The carrying value of the Subordinated Note was eliminated from our consolidated balance sheet when we consolidated the PEAKS Trust in our consolidated financial statements beginning on February 28, 2013. In the three months ended December 31, 2012, we determined it was probable that we would not collect the carrying value of the Subordinated Note and, therefore, recorded an impairment charge for the total carrying value of the Subordinated Note.

 

The PEAKS Trust utilized the proceeds from the issuance of the PEAKS Senior Debt and the Subordinated Note to purchase the private education loans made by the lender to our students. The assets of the PEAKS Trust (which include, among other assets, the PEAKS Trust Student Loans) serve as collateral for, and are intended to be the principal source of, the repayment of the PEAKS Senior Debt and the Subordinated Note.

Assets and Liabilities of the PEAKS Trust. We concluded that we became the primary beneficiary of the PEAKS Trust on February 28, 2013 and, therefore, were required to consolidate the PEAKS Trust in our consolidated financial statements. The following table sets forth the carrying value of assets and liabilities of the PEAKS Trust that were included on our Condensed Consolidated Balance Sheets as of the dates indicated:

 

     As of  
     March 31,
2016
     December 31,
2015
     March 31,
2015
 

Assets

        

Restricted cash

   $ 1,820       $ 1,462       $ 1,727   

Current portion of PEAKS Trust student loans

     5,536         5,746         6,475   

PEAKS Trust student loans, excluding current portion, less allowance for loan losses of $17,122, $21,816 and $39,596

     42,196         45,987         57,596   
  

 

 

    

 

 

    

 

 

 

Total assets

   $ 49,552       $ 53,195       $ 65,798   
  

 

 

    

 

 

    

 

 

 

Liabilities

        

Current portion of PEAKS Trust senior debt

   $ 15,634       $ 20,105       $ 26,533   

Other current liabilities

     0         191         175   

PEAKS Trust senior debt, excluding current portion

     28,916         30,701         45,127   
  

 

 

    

 

 

    

 

 

 

Total liabilities

   $ 44,550       $ 50,997       $ 71,835   
  

 

 

    

 

 

    

 

 

 

The assets of the PEAKS Trust can only be used to satisfy the obligations of the PEAKS Trust.

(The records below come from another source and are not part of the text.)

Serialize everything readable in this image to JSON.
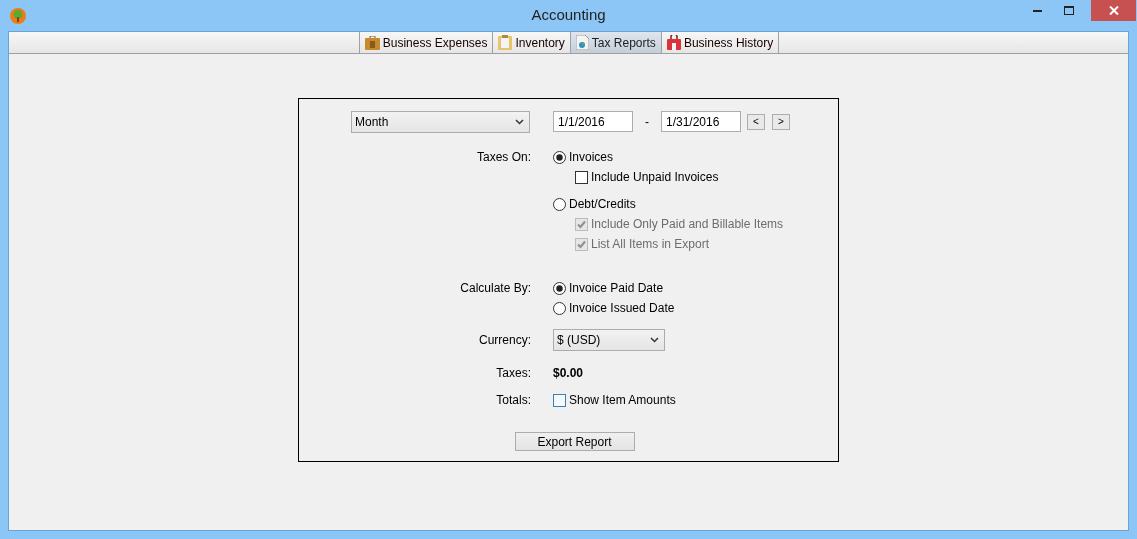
{
  "window": {
    "title": "Accounting"
  },
  "tabs": [
    {
      "label": "Business Expenses",
      "selected": false
    },
    {
      "label": "Inventory",
      "selected": false
    },
    {
      "label": "Tax Reports",
      "selected": true
    },
    {
      "label": "Business History",
      "selected": false
    }
  ],
  "period": {
    "value": "Month",
    "start_date": "1/1/2016",
    "separator": "-",
    "end_date": "1/31/2016",
    "prev": "<",
    "next": ">"
  },
  "taxes_on": {
    "label": "Taxes On:",
    "options": [
      {
        "label": "Invoices",
        "selected": true,
        "suboptions": [
          {
            "label": "Include Unpaid Invoices",
            "checked": false,
            "disabled": false
          }
        ]
      },
      {
        "label": "Debt/Credits",
        "selected": false,
        "suboptions": [
          {
            "label": "Include Only Paid and Billable Items",
            "checked": true,
            "disabled": true
          },
          {
            "label": "List All Items in Export",
            "checked": true,
            "disabled": true
          }
        ]
      }
    ]
  },
  "calculate_by": {
    "label": "Calculate By:",
    "options": [
      {
        "label": "Invoice Paid Date",
        "selected": true
      },
      {
        "label": "Invoice Issued Date",
        "selected": false
      }
    ]
  },
  "currency": {
    "label": "Currency:",
    "value": "$ (USD)"
  },
  "taxes": {
    "label": "Taxes:",
    "value": "$0.00"
  },
  "totals": {
    "label": "Totals:",
    "option": {
      "label": "Show Item Amounts",
      "checked": false
    }
  },
  "export_button": "Export Report"
}
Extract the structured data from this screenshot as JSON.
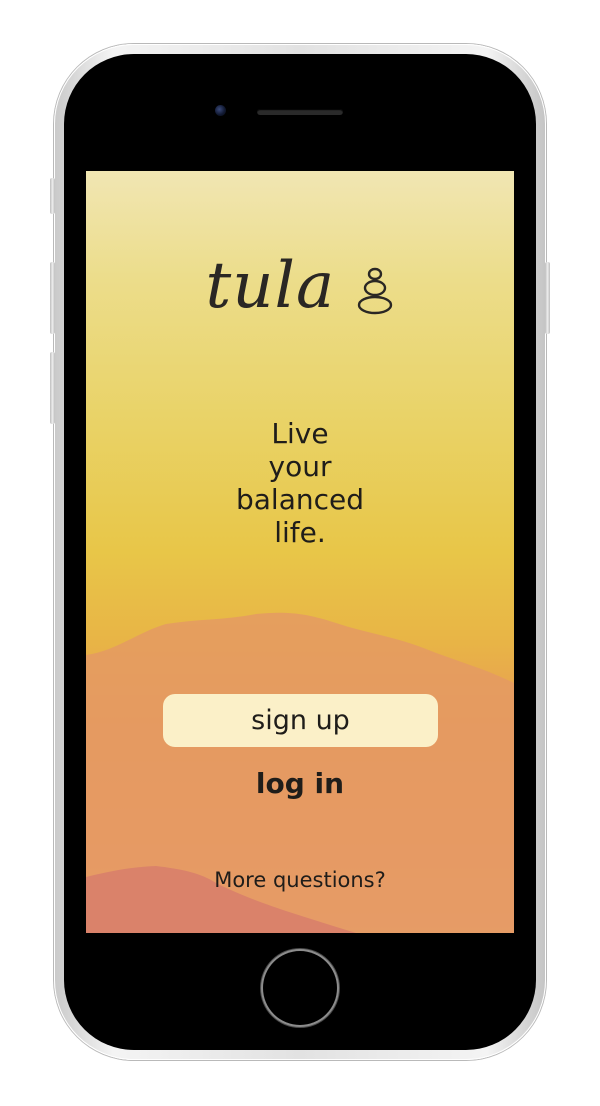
{
  "app": {
    "logo_text": "tula",
    "tagline": [
      "Live",
      "your",
      "balanced",
      "life."
    ],
    "signup_label": "sign up",
    "login_label": "log in",
    "more_label": "More questions?"
  },
  "icons": {
    "logo_mark": "stacked-stones-icon",
    "camera": "front-camera-icon",
    "home": "home-button-icon"
  },
  "colors": {
    "sky_top": "#f1e6b3",
    "sky_mid": "#e8c648",
    "mountain_far": "#e49a63",
    "mountain_near": "#d8806a",
    "button_bg": "#fbf0c8",
    "text": "#1f1d1a"
  }
}
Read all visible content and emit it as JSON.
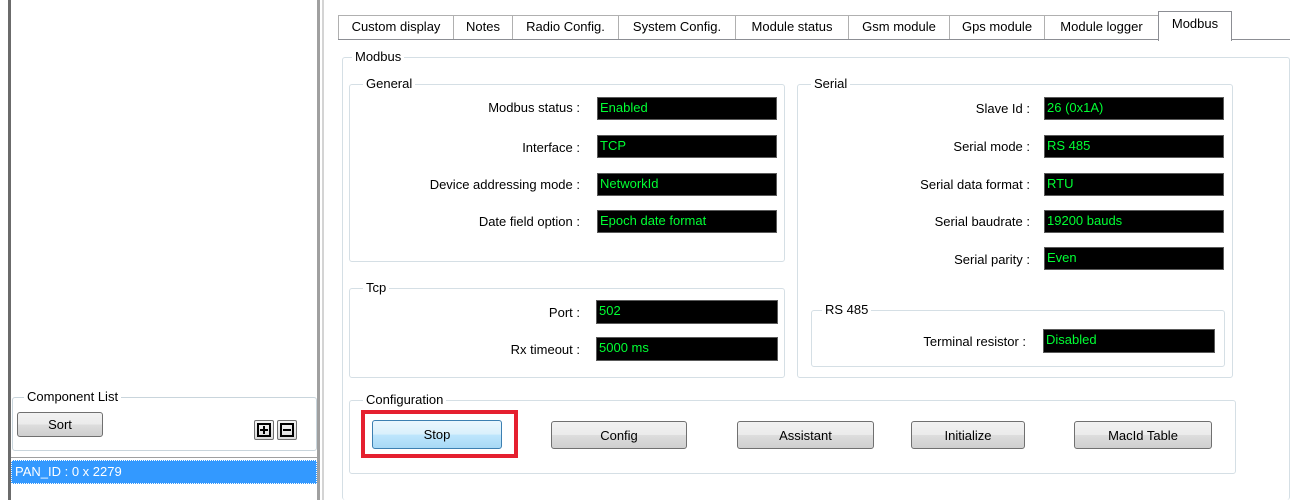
{
  "tabs": [
    {
      "label": "Custom display"
    },
    {
      "label": "Notes"
    },
    {
      "label": "Radio Config."
    },
    {
      "label": "System Config."
    },
    {
      "label": "Module status"
    },
    {
      "label": "Gsm module"
    },
    {
      "label": "Gps module"
    },
    {
      "label": "Module logger"
    },
    {
      "label": "Modbus"
    }
  ],
  "modbus": {
    "title": "Modbus",
    "general": {
      "title": "General",
      "rows": [
        {
          "label": "Modbus status :",
          "value": "Enabled"
        },
        {
          "label": "Interface :",
          "value": "TCP"
        },
        {
          "label": "Device addressing mode :",
          "value": "NetworkId"
        },
        {
          "label": "Date field option :",
          "value": "Epoch date format"
        }
      ]
    },
    "tcp": {
      "title": "Tcp",
      "rows": [
        {
          "label": "Port :",
          "value": "502"
        },
        {
          "label": "Rx timeout :",
          "value": "5000 ms"
        }
      ]
    },
    "serial": {
      "title": "Serial",
      "rows": [
        {
          "label": "Slave Id :",
          "value": "26 (0x1A)"
        },
        {
          "label": "Serial mode :",
          "value": "RS 485"
        },
        {
          "label": "Serial data format :",
          "value": "RTU"
        },
        {
          "label": "Serial baudrate :",
          "value": "19200 bauds"
        },
        {
          "label": "Serial parity :",
          "value": "Even"
        }
      ]
    },
    "rs485": {
      "title": "RS 485",
      "rows": [
        {
          "label": "Terminal resistor :",
          "value": "Disabled"
        }
      ]
    },
    "configuration": {
      "title": "Configuration",
      "buttons": {
        "stop": "Stop",
        "config": "Config",
        "assistant": "Assistant",
        "initialize": "Initialize",
        "macid_table": "MacId Table"
      }
    }
  },
  "component_list": {
    "title": "Component List",
    "sort_label": "Sort",
    "items": [
      "PAN_ID : 0 x 2279"
    ]
  },
  "colors": {
    "field_bg": "#000000",
    "field_text": "#00ff33",
    "highlight": "#e5202f",
    "selection": "#3399ff"
  }
}
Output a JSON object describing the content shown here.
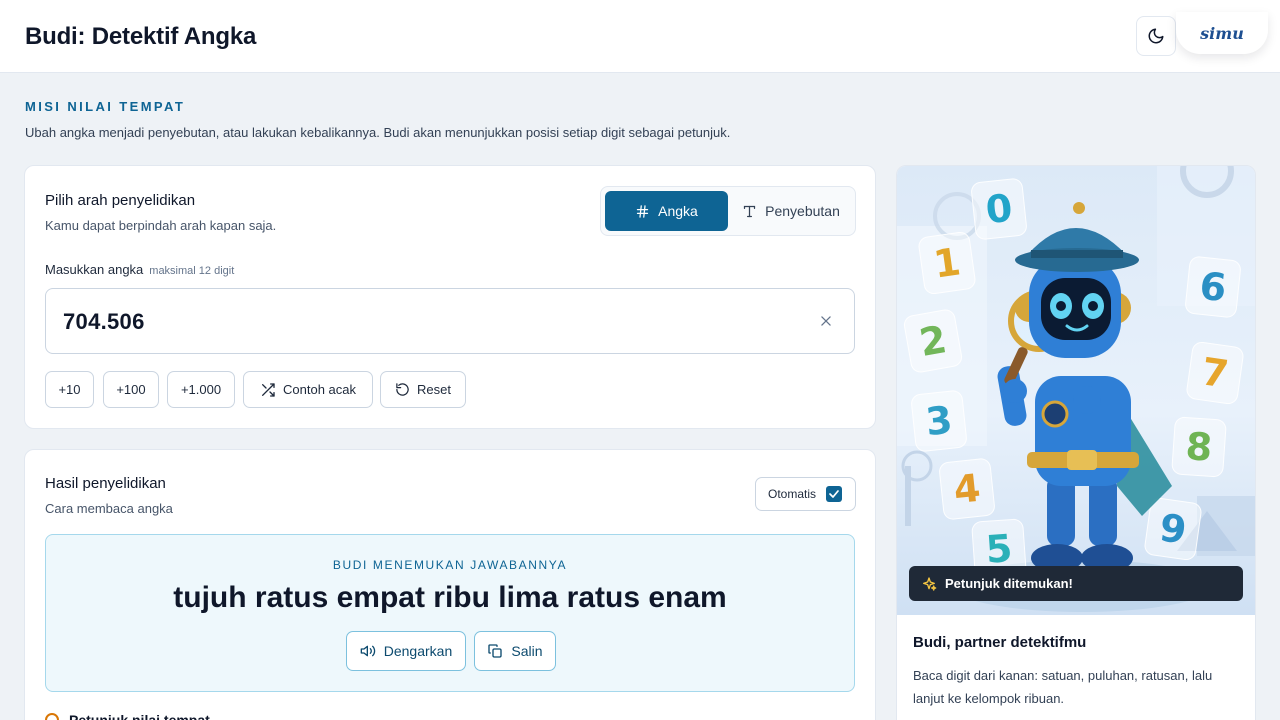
{
  "app": {
    "title": "Budi: Detektif Angka",
    "logo_text": "simu"
  },
  "intro": {
    "kicker": "MISI NILAI TEMPAT",
    "description": "Ubah angka menjadi penyebutan, atau lakukan kebalikannya. Budi akan menunjukkan posisi setiap digit sebagai petunjuk."
  },
  "direction_card": {
    "title": "Pilih arah penyelidikan",
    "subtitle": "Kamu dapat berpindah arah kapan saja.",
    "modes": [
      {
        "label": "Angka",
        "icon": "hash-icon",
        "active": true
      },
      {
        "label": "Penyebutan",
        "icon": "text-icon",
        "active": false
      }
    ],
    "input_label": "Masukkan angka",
    "input_hint": "maksimal 12 digit",
    "input_value": "704.506",
    "quick_buttons": [
      "+10",
      "+100",
      "+1.000"
    ],
    "random_label": "Contoh acak",
    "reset_label": "Reset"
  },
  "result_card": {
    "title": "Hasil penyelidikan",
    "subtitle": "Cara membaca angka",
    "auto_label": "Otomatis",
    "auto_checked": true,
    "kicker": "BUDI MENEMUKAN JAWABANNYA",
    "answer": "tujuh ratus empat ribu lima ratus enam",
    "listen_label": "Dengarkan",
    "copy_label": "Salin",
    "next_section": "Petunjuk nilai tempat"
  },
  "side": {
    "badge": "Petunjuk ditemukan!",
    "title": "Budi, partner detektifmu",
    "text": "Baca digit dari kanan: satuan, puluhan, ratusan, lalu lanjut ke kelompok ribuan.",
    "digits": [
      {
        "d": "0",
        "color": "#22a4c9"
      },
      {
        "d": "1",
        "color": "#e2a62a"
      },
      {
        "d": "2",
        "color": "#72b65a"
      },
      {
        "d": "3",
        "color": "#2f9ec6"
      },
      {
        "d": "4",
        "color": "#e29b2b"
      },
      {
        "d": "5",
        "color": "#2ab0b8"
      },
      {
        "d": "6",
        "color": "#2a8fc4"
      },
      {
        "d": "7",
        "color": "#e6a52c"
      },
      {
        "d": "8",
        "color": "#6fb454"
      },
      {
        "d": "9",
        "color": "#2b8fc6"
      }
    ]
  },
  "colors": {
    "accent": "#0e6494",
    "result_bg": "#eef8fc",
    "badge_bg": "#1f2937"
  }
}
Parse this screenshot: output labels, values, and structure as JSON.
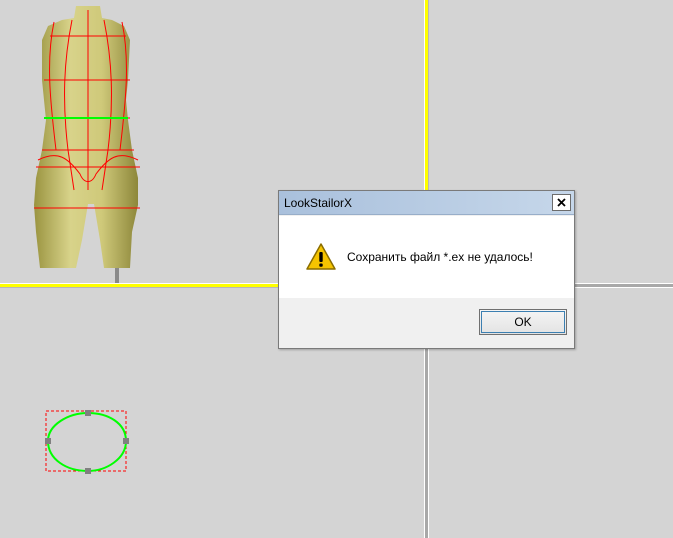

Payment of the administrative fees and expenses of the PEAKS Trust and the principal and interest owed on the PEAKS Senior Debt are guaranteed by us under the PEAKS Guarantee.

Revenue and Expenses of the PEAKS Trust. The following table sets forth the revenue and expenses of the PEAKS Trust, which were included in our Condensed Consolidated Statements of Operations for the periods indicated:

 

     Three Months Ended
March 31,
 
     2016      2015  

Revenue

   $ 2,002       $ 2,413   

Student services and administrative expenses

     495         541   

Provision for private education loan losses

     1,483         803   

Interest expense

     1,758         3,259   
  

 

 

    

 

 

 

(Loss) before provision for income taxes

   $ (1,734    $ (2,190
  

 

 

    

 

 

 

The revenue of the PEAKS Trust consists of interest income on the PEAKS Trust Student Loans, which is the accretion of the accretable yield on the PEAKS Trust Student Loans. The servicing, administrative and other fees incurred by the PEAKS Trust are included in Student services and administrative expenses in our Condensed Consolidated Statements of Operations. The provision for private education loan losses represents the increase in the allowance for loan losses that occurred during the period. The allowance for loan losses related to the PEAKS Trust Student Loans represents the difference between the carrying value and the total present value of the expected principal and interest collections of each loan pool of the PEAKS Trust Student Loans, discounted by the loan pool’s effective interest rate as of the end of the reporting period. Interest expense of the PEAKS Trust represents interest expense on the PEAKS Senior Debt, which includes the contractual interest obligation and the accretion of the discount on the PEAKS Senior Debt.

PEAKS Guarantee. Under the PEAKS Guarantee, we guarantee payment of the principal and interest owed on the PEAKS Senior Debt, the administrative fees and expenses of the PEAKS Trust and a minimum required ratio of assets of the PEAKS Trust to outstanding PEAKS Senior Debt (the “Asset/Liability Ratio”). Our guarantee obligations under the PEAKS Program remain in effect until the PEAKS Senior Debt and the PEAKS Trust’s fees and expenses are paid in full. At such time, we will be entitled to repayment of the amounts that we paid under the PEAKS Guarantee, to the extent of available funds remaining in the PEAKS Trust. See Note 11 – Commitments and Contingencies, for a further discussion of our obligations to make guarantee payments pursuant to the PEAKS Guarantee. The following table sets forth the PEAKS Guarantee payments that were made in the periods indicated:

 

     Three Months Ended
March 31,
 
     2016      2015  

PEAKS Guarantee

   $ 4,534       $ 13,637   

 

CUSO Program. On February 20, 2009, we entered into agreements with the CUSO to create the CUSO Program. Under the CUSO Program, an unrelated lender originated private education loans to our eligible students and, subsequently, sold those loans to the CUSO. The CUSO purchased the private education loans from the lender utilizing funds received from its owners in exchange for participation interests in the private education loans acquired by the CUSO. The lender disbursed the proceeds of the private education loans to us for application to the students’ account balances with us that represented their unpaid education costs. No new private education loans were or will be originated under the CUSO Program after December 31, 2011, but immaterial amounts related to loans originated prior to that date were disbursed by the lender through June 2012.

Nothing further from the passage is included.